CARRARA Il piano paesaggistico regionale rimette in discussione il porto turistico. E gli imprenditori nautici, aderenti a Cna, minacciano di andarsene in Liguria. Secca la replica di Amare Marina: «Ci sconcertano - scrive l'associazione - le argomentazione di Cna, questo è un pretesto per creare allarmismo in chi non conosce la realtà dei fatti, e cioè che un porto turistico tra la foce del Carrione e il Lavello rischierebbe di essere una bomba ad orologeria per la sicurezza idrogeologici. Il piano paesaggistico - l'associazione entra nei dettagli - non fa altro che indicare leggi e decreti che già tutelano la costa e Cna dovrà prenderne atto. La politica deve in primis tutelare la salute e la sicurezza dei cittadini. "Vent'anni di chiacchiere" - Amare Marina Mutua una frase di Cna - sono state fatte anche dalle categorie che hanno sostenuto un sito sbagliato.
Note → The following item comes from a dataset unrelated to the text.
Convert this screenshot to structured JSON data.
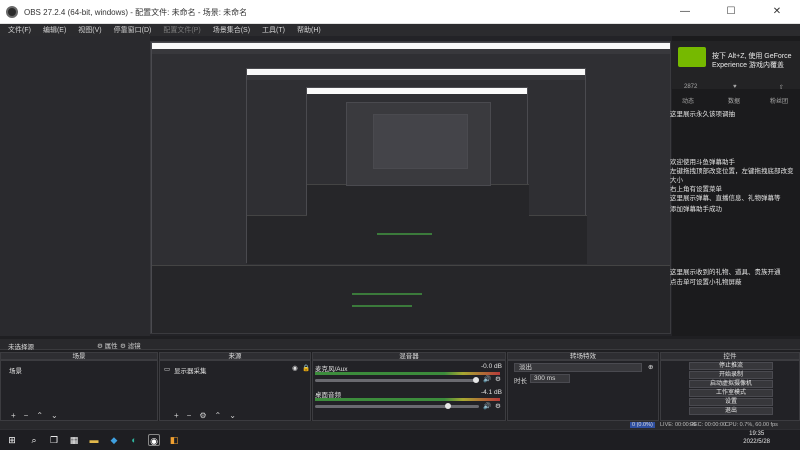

La realtà e che nella nostra zona manca la cultura del progetto. Riconvertire la struttura portuale esistente - questa è la proposta - in turistico diportistica richiamerebbe investimenti con aumento dell' occupazione e conseguente riqualificazione di Marina. Vista l'impossibilità oggettiva di costruire il porto turistico al Carrione, invitiamo l'amministrazione a chiedere la revisione dei confini dell'area portuale per ritornare in possesso dell'unico affaccio al mare libero da muri e capannoni di Marina».
TOSCANA - Basta con gli allarmismi
Il piano paesaggistico regionale ha messo in discussione il porto turistico di Carrara, minacciando gli imprenditori nautici di andarsene in Liguria. L'associazione Amare Marina ha risposto criticando le argomentazioni di Cna, che considera un pretesto per creare allarmismo. Il piano paesaggistico non fa altro che indicare leggi e decreti che già tutelano la costa. Amare Marina propone di riconvertire la struttura portuale esistente in turistico diportistica, che richiamerebbe investimenti e occupazione.